Two years ago, Thomas (and Scalia and William Rehnquist) dissented from the court's decision to invalidate a Texas law that criminalized sodomy. Thomas explicitly wrote, "If I were a member of the Texas Legislature, I would vote to repeal it." However, since he is a judge and not a legislator, he could find no principled way to use a Constitution that is silent on this issue to strike down the law. No matter. If Thomas were nominated tomorrow for chief justice you can be sure that some liberal activists would immediately issue a news release citing Thomas's "hostility to homosexual rights."

And they will undoubtedly cite previous commerce clause cases -- Thomas joining the majority of the court in striking down the Gun Free School Zones Act and parts of the Violence Against Women Act -- to show Thomas's "hostility to women's rights and gun-free schools."

I hope President Bush nominates Thomas to succeed Rehnquist as chief justice, not just because honoring an originalist would be an important counterweight to the irresistible modern impulse to legislate from the bench but, perhaps more importantly, to expose the idiocy of the attacks on Thomas that will inevitably be results-oriented: hostile toward women, opposed to gun-free schools . . . and pro-marijuana?

3 comments:

Basha said...

Political logic is about as understandable as a 3 year olds. It has no recollection of the past, so vision of the future. It truly is based on "now". But unlike a 3 year old who is intent on what they "see", a politician (and yes I consider judges in that category) agrees with the last thing they hear, usually the loudest person in the room. So there you got my 2 cents. But I vote yes on legalizing anything that aids in the comfort of those that are ill. It is a shame to have limited options, in my case letting my father suffer or morphine drip...what a choice.

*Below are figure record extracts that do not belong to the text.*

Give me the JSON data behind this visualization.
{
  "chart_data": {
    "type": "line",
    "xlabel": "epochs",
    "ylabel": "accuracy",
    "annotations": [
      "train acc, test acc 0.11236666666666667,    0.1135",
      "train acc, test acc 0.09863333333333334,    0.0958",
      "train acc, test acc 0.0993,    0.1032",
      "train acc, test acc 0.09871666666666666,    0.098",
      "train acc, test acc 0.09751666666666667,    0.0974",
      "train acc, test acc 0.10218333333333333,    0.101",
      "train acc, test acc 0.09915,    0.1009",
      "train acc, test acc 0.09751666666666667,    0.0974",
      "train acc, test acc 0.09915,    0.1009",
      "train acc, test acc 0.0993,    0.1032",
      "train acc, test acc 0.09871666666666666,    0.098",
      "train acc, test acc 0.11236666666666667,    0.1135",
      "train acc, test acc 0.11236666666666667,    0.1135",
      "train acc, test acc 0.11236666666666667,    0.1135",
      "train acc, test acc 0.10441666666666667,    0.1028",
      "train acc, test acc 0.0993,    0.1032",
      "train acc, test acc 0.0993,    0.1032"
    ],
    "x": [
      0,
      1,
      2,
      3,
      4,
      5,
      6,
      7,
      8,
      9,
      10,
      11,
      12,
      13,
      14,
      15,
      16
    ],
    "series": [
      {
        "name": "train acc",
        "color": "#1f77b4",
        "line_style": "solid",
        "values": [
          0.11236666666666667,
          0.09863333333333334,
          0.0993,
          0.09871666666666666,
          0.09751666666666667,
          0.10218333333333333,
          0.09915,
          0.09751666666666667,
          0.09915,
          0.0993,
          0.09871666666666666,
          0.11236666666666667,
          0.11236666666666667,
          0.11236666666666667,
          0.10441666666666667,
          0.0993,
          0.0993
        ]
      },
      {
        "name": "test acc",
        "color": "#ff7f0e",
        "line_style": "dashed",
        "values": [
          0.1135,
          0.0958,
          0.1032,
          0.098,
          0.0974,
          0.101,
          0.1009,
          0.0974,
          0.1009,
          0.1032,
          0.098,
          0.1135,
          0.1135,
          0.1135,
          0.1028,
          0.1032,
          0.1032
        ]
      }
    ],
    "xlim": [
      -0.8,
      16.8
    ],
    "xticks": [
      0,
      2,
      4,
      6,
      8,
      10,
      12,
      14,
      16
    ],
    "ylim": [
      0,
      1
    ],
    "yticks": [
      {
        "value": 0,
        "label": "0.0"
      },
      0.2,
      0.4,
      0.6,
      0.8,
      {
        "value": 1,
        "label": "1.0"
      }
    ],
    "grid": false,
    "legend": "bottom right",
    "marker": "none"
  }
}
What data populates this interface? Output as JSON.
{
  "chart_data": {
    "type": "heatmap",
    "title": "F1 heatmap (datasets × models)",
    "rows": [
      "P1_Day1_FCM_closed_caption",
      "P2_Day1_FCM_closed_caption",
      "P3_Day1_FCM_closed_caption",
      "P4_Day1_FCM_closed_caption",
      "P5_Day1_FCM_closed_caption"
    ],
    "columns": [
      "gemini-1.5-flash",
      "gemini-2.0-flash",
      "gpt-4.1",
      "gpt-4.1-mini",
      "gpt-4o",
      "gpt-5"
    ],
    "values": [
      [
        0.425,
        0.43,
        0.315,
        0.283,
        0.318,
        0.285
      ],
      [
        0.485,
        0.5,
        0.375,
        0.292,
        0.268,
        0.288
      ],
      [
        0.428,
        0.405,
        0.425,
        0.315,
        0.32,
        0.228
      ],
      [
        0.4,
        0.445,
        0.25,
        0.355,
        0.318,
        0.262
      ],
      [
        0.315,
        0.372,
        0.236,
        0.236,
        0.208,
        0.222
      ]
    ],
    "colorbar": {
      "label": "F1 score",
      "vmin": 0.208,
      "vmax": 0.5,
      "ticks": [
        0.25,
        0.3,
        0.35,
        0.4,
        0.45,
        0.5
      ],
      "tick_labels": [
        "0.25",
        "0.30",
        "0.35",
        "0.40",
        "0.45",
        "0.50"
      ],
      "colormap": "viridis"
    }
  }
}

On another subject, I may have some special guests at the school Tuesday, presenting a special gift. Email me for details. I couldn't figure out how to email you off the site.

W. said...

Thanks. One day, I mistakenly took off the "Contact me" link. All comments are emailed to me. Anyhow, you can email me at wperales@yahoo.com.

I will put up a link. I started emailing you but then realized it did not put your email address.

As for medicinal purposes, that is why I said "in most situations." Medicinal purposes are justified in my opinion. Then there is the whole legal matter. Legally, I do not think the government should criminalize marijuana use for medicinal use. The problem is how to know the difference from a police perspective. I think it is bad for people to use it for recreational use. Does so much damage, not all the time, I know, but quite often. I have seen its destruction in the lives of many bright and talented individuals. How to discourage young people from using it is my concern, whether or not it is against the law.

Let me know about Tuesday. I am interested.

Please pray for the five Marines killed this morning. Apparently, they were from 2nd Division, not my nephew's.

Barb said...

I fail to understand the Supremes decision completely. My simple view is that there should be a controlled substance classificiation for marijuana just as there is for morphine and other narcotics. This allows doctors to prescribe it, but (in theory) tightly controls to whom the substance can be provided.